What do you think of this approach to solving mixture algebra problems?

There is a category of algebra problem that involves combining two rates to get a third rate. It might involve mixing chemicals with different concentrations or selling two products with different prices or traveling at two different speeds.

There is a single equation involving weighted average that can be used to solve these problems. Let me show the steps to get to this equation. It may look a little scary at first, but what we end up with is very simple.

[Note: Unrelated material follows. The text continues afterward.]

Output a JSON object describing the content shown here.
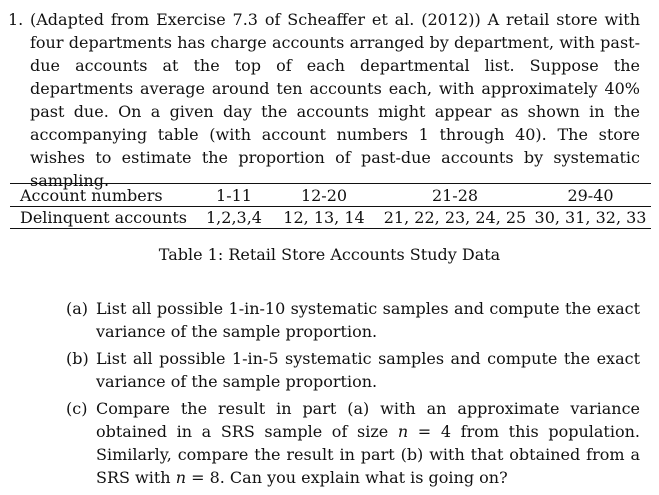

Suppose we want to solve a problem involving traveling at two different speeds v1 and v2 for corresponding times t1 and t2 for total distance of d.

We have v1 t1 + v2 t2 = d.
Divide both sides by t1 + t2.
t1/(t1+t2) v1 + t2/(t1+t2) v2=d/(t1+t2)

Setting t1/(t1+t2) = w1 and t2/(t1+t2) to w2, we get the universally applicable equation of:
w1 v1 + w2 v2 = v3.
w1 and w2 are two weighting factors representing the portion of the total time traveling at the two speeds. w1 and w2 are fractions between 0 and 1 which add to 1. v3 is just the average overall speed.

We can generalize the equation to:
w1 r1 + w2 r2 = r3 where the r terms stand for rates. Using the fact that w1 + w2 = 1, we can write this using one variable.
w1 r1 + (1-w1)r2 = r3

Here is a video from Khan Academy that shows the standard way of solving a rate problem.

Here is my approach.
We have solutions of 25% concentration and 10% concentration being combined to give a 15% solution.
We get
.25 w + .1(1 – w) = .15
.25w – .1 w + .1 = .15
.15w = .05
w = ⅓
The 25% solution is ⅓ of the total. Since there are 50 ounces of it, the total is 50 / (⅓) = 150 ounces and there are 150 – 50 = 100 ounces of the 10% solution.

Another way of finishing the problem is to say that since the 25% solution is ⅓ of the total, the 10% solution is ⅔ of the total. There is therefore (⅔) / (⅓) * 50 ounces = 100 ounces.